The Reserve Bank of Australia will be meeting tomorrow for the final time this year, and while some are hoping for an interest rate drop in time for Christmas, it’s looking likely that interest rates will remain unchanged.
This year, we’ve all been left wondering how low rates could go, but while rates didn’t drop as low as some expected, we did see two rate decreases of 0.25% each in February and May, bringing the cash rate to a record low of 2%.
A few have tipped for an interest rate drop or two next year, but homeowners need to remember that just because the RBA lowers interest rates, it doesn’t mean that lenders will follow, as we have seen this year with Westpac, CommBank, NAB, ANZ and a large number of non-major lenders all making the move to lift their rates independently of the RBA.
For this reason, it’s worth keeping an eye on the interest rates you’re paying.

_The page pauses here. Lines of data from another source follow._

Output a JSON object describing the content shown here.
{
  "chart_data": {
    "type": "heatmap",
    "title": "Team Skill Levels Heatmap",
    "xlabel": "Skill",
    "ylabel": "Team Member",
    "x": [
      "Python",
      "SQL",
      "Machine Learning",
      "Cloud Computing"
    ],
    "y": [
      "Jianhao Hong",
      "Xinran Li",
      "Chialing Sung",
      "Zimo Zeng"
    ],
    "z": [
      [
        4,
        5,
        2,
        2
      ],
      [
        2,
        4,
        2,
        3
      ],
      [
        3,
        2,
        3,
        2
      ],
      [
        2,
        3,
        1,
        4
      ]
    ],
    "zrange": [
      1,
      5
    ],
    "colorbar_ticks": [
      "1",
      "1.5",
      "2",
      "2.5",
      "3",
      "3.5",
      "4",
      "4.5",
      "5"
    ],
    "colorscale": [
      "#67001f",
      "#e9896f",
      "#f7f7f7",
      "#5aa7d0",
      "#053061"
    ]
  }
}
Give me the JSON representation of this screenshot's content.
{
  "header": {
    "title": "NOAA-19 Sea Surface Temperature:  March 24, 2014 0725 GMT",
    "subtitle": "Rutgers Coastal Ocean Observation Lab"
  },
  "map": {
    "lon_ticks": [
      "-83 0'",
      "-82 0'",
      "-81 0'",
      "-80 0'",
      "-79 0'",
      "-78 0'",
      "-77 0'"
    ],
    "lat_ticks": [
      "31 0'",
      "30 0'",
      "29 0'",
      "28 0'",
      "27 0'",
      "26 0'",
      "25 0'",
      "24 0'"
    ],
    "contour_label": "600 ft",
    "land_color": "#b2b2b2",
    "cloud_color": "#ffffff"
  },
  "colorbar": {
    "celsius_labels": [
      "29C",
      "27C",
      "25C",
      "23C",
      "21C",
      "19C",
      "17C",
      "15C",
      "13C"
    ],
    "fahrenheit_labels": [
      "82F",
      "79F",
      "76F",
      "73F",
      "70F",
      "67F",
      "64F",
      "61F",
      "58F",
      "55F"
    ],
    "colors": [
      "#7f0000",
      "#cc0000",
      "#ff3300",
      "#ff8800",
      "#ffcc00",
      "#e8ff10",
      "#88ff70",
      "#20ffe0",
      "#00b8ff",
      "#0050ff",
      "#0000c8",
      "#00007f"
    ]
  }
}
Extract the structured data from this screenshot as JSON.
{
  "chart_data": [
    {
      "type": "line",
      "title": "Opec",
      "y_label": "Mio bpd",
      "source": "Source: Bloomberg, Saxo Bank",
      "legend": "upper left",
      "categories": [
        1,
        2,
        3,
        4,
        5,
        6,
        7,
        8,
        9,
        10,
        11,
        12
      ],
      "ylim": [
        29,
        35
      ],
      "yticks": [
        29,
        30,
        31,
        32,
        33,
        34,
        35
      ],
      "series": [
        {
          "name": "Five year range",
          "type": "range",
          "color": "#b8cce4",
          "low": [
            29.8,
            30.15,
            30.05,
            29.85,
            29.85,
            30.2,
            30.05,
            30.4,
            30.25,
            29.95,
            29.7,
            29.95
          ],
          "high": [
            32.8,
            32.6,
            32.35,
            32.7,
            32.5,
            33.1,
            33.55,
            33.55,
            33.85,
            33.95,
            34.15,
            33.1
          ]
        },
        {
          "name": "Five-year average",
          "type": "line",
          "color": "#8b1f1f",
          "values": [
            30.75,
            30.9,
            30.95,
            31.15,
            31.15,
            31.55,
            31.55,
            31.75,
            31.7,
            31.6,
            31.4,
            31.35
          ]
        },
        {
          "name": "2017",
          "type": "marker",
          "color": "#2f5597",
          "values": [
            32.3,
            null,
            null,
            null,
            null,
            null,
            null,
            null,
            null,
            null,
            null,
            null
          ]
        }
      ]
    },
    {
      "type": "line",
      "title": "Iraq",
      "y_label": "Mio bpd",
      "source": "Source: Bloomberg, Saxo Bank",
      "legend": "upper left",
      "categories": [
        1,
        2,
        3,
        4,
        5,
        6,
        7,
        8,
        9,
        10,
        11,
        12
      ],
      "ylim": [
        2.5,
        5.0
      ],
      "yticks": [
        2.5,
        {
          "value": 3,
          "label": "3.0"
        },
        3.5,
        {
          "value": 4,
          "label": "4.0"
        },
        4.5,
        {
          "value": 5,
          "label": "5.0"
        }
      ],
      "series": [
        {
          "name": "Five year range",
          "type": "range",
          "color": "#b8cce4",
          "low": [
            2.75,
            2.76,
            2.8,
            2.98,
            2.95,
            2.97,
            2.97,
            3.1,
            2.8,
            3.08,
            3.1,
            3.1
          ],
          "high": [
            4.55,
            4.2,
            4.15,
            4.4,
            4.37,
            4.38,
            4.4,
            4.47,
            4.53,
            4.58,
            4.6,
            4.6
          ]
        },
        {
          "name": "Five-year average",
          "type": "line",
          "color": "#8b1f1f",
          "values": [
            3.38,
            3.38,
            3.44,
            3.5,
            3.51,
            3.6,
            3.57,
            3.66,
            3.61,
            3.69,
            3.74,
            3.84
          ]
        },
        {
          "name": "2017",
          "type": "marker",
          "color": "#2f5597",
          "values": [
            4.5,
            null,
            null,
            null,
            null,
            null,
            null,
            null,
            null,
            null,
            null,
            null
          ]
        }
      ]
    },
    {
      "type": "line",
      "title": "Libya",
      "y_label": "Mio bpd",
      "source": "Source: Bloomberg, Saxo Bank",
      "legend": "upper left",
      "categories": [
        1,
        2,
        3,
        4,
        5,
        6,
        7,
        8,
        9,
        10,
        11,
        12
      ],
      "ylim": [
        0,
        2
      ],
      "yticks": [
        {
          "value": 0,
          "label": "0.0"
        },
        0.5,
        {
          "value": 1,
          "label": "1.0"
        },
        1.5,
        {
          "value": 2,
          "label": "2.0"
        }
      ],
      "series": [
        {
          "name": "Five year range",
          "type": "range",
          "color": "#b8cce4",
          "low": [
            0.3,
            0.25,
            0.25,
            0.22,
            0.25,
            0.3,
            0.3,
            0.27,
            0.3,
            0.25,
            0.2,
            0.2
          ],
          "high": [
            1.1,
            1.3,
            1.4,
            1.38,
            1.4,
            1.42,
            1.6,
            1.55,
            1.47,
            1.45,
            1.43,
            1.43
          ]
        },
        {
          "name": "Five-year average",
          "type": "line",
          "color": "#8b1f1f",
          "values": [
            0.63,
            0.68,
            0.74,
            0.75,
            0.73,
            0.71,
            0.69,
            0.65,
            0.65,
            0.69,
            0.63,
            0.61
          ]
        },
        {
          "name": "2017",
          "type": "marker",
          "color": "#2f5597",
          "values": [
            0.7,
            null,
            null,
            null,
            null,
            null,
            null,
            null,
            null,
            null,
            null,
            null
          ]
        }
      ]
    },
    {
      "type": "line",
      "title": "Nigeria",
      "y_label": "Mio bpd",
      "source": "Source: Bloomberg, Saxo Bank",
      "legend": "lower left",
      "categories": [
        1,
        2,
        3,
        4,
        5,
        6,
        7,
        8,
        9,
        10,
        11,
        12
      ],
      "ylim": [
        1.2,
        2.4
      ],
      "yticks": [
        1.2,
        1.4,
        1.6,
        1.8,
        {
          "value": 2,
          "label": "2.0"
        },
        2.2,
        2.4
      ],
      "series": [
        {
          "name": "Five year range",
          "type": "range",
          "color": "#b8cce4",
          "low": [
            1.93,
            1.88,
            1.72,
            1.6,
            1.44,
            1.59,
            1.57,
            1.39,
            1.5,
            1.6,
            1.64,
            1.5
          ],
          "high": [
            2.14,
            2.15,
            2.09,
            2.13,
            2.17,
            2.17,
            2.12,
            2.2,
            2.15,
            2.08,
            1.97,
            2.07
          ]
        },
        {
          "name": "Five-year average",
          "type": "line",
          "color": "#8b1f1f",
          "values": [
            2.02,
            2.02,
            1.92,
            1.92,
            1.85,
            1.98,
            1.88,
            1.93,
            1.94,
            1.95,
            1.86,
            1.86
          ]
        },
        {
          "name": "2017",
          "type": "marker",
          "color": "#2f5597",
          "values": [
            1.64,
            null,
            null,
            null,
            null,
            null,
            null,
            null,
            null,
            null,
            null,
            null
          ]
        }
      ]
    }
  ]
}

According to a survey conducted by Mortgage Choice, one in five first homebuyers don’t know that lenders can raise their interest rates independently of the RBA.
It’s generally not common for lenders to move out-of-cycle to the RBA, however it can be argued that a rise in interest rates has been a good thing in helping to cool down overheated real estate markets in Australia.
However, it also means that some mortgage holders might be paying more on their home loans than they need to be, with not all lenders having chosen to raise their rates. Mortgage holders should take the time to periodically check their rates and fees and compare it with what else is available on the market to see if there are any savings to be made. If you need assistance then Professionals Finance can help you find the best home loan package to suit your needs.
It will be interesting to see where interest rates will go next year, but hopefully if they do drop then homeowners will see some of the savings too.
Where do you think interest rates are headed? Will they change at tomorrow’s RBA meeting?